Em maio de 2019, o STJ jugou qual deveria ser a interpretação do artigo 8º da lei de Recuperação Judicial e Falências (nº 11.101/2005), e a natureza do prazo apresentado por esse artigo que dispõe:

Art. 8º No prazo de 10 (dez) dias, contado da publicação da relação referida no art. 7º, § 2º, desta Lei, o Comitê, qualquer credor, o devedor ou seus sócios ou o Ministério Público podem apresentar ao juiz impugnação contra a relação de credores, apontando a ausência de qualquer crédito ou manifestando-se contra a legitimidade, importância ou classificação de crédito relacionado.

O caso foi levado ao Superior Tribunal de Justiça através de um Agravo em Recurso Especial interposto pela parte, que restou inconformada com a decisão que julgou intempestiva a impugnação protocolada após o prazo previsto do artigo supramencionado.

Explicando de forma bastante breve, o processamento da ação de recuperação judicial ocorre com o deferimento da RJ. Posteriormente a publicação do primeiro edital, abre-se a oportunidade de no prazo de 15 dias, os credores apresentarem divergências e habilitações, a fim de elaborar o quadro geral de credores, esse primeiro ato se trata de uma defesa de caráter administrativo.
Com as defesas, habilitações e divergências em mãos, o Administrador Judicial elabora um segundo edital com a relação dos credores, que por sua vez, terão o prazo de 10 dias para eventual impugnação prevista no art. 8º da lei de Recuperação judicial e Falências.

Segundo o voto vencedor da ministra Nancy Andrighi, divergente do voto do relator, o dispositivo contido na lei 11.101/05 é cogente devendo ser aplicado restritivamente, sob pena de incorrer em letra morta da escolha parlamentar.
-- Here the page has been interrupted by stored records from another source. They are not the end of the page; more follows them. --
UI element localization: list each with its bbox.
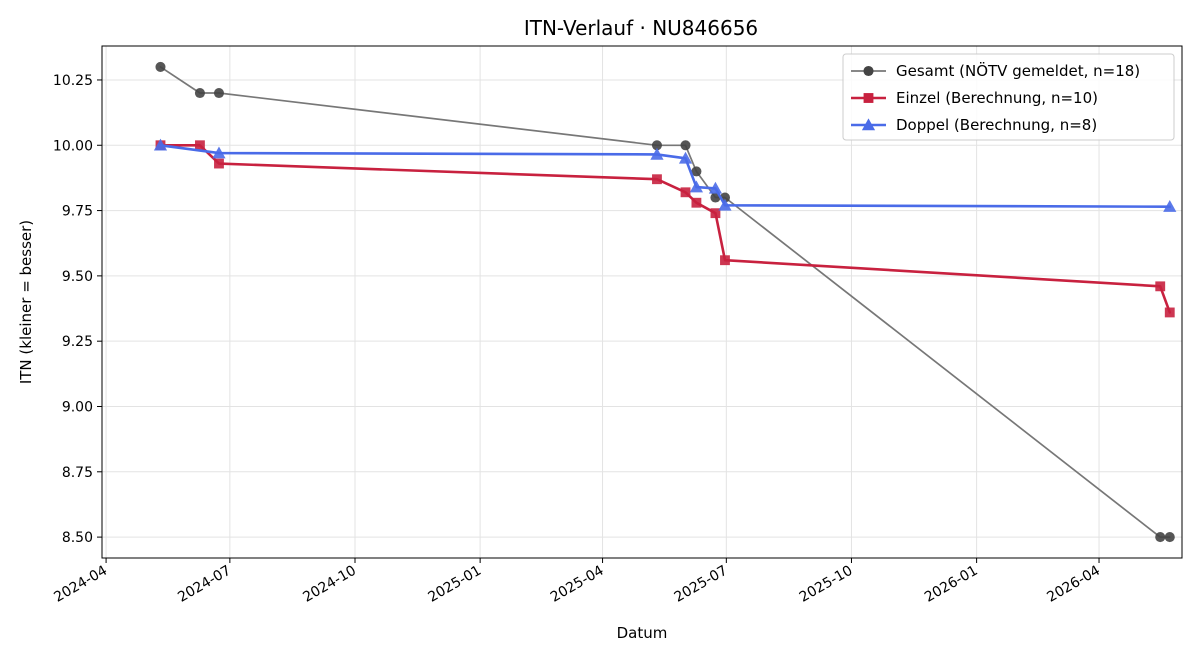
- y-tick-label: 8.50: [62, 530, 93, 546]
- series-line: [159, 144, 1172, 314]
- y-tick-label: 9.25: [62, 334, 93, 350]
- y-tick-label: 10.25: [53, 73, 93, 89]
- legend-label: Doppel (Berechnung, n=8): [896, 116, 1097, 134]
- data-point: [691, 197, 702, 208]
- data-point: [214, 158, 224, 169]
- data-point: [1155, 281, 1166, 292]
- legend-marker: [861, 118, 876, 131]
- chart-title: ITN-Verlauf · NU846656: [524, 16, 758, 40]
- y-axis-label: ITN (kleiner = besser): [17, 220, 35, 384]
- y-tick-label: 9.75: [62, 204, 93, 220]
- legend-label: Gesamt (NÖTV gemeldet, n=18): [896, 61, 1140, 80]
- data-point: [710, 208, 721, 219]
- data-point: [720, 255, 730, 266]
- plot-frame: [101, 45, 1183, 559]
- legend-label: Einzel (Berechnung, n=10): [896, 89, 1098, 107]
- y-tick-label: 8.75: [62, 465, 93, 481]
- legend-marker: [863, 65, 874, 77]
- legend: Gesamt (NÖTV gemeldet, n=18) Einzel (Bere…: [842, 53, 1175, 141]
- data-point: [1164, 307, 1175, 318]
- data-point: [680, 140, 691, 151]
- series-1: [155, 61, 1175, 543]
- data-point: [652, 174, 662, 185]
- data-point: [1155, 532, 1166, 543]
- data-point: [689, 180, 704, 193]
- data-point: [680, 187, 691, 198]
- legend-marker: [863, 93, 874, 103]
- x-axis-label: Datum: [617, 624, 668, 642]
- data-point: [708, 181, 723, 194]
- data-point: [651, 140, 663, 151]
- data-point: [691, 166, 702, 177]
- data-point: [194, 87, 205, 99]
- data-point: [153, 138, 168, 151]
- series-line: [159, 66, 1171, 538]
- data-point: [718, 198, 732, 211]
- data-point: [212, 146, 226, 159]
- data-point: [678, 151, 693, 164]
- series-layer: [153, 61, 1177, 543]
- data-point: [213, 87, 225, 99]
- y-axis: 8.50 8.75 9.00 9.25 9.50 9.75 10.00 10.25: [53, 73, 102, 546]
- data-point: [1164, 532, 1175, 543]
- legend-item: Gesamt (NÖTV gemeldet, n=18): [851, 61, 1140, 80]
- legend-item: Doppel (Berechnung, n=8): [851, 116, 1097, 134]
- legend-item: Einzel (Berechnung, n=10): [851, 89, 1098, 107]
- data-point: [1163, 200, 1177, 212]
- data-point: [195, 140, 205, 151]
- grid-layer: [102, 46, 1182, 558]
- data-point: [155, 61, 166, 72]
- data-point: [650, 147, 664, 160]
- y-tick-label: 9.00: [62, 399, 93, 415]
- y-tick-label: 10.00: [53, 138, 93, 154]
- series-3: [153, 138, 1177, 212]
- legend-box: [842, 53, 1175, 141]
- y-tick-label: 9.50: [62, 269, 93, 285]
Ademais, salienta-se que o prazo de 10 dias para apresentação de impugnação à lista de credores é preclusivo, não podendo ser interpretado de forma extensiva, com as raras excepcionalidades em que devido as condições específicas do caso como o elevado grau de imprevisibilidade, ineficiência ou desigualdade, podem gerar a interpretação de forma a superar a regra legal expressa.

Por fim, finaliza o entendimento salientando que a impugnação prevista no art. 8º da LRJF não constitui a única oportunidade que o legislador disponibilizou ao credor para se manifestar em defesa de seus interesses, não sendo razoável, ignorar o limite temporal estabelecida especificamente pela lei para incidir à hipótese.

Os demais ministros acompanharam a Ministra negando o provimento do recurso Especial.

Em suma, restou consignado que o prazo previsto no artigo 8º da lei 11.101/05 é cogente, preclusivo e deve ser interpretado restritivamente, com exceção de situações absolutamente excepcionais em que a aplicabilidade restrita do prazo revelará um caráter discriminatório ao credor-impugnante.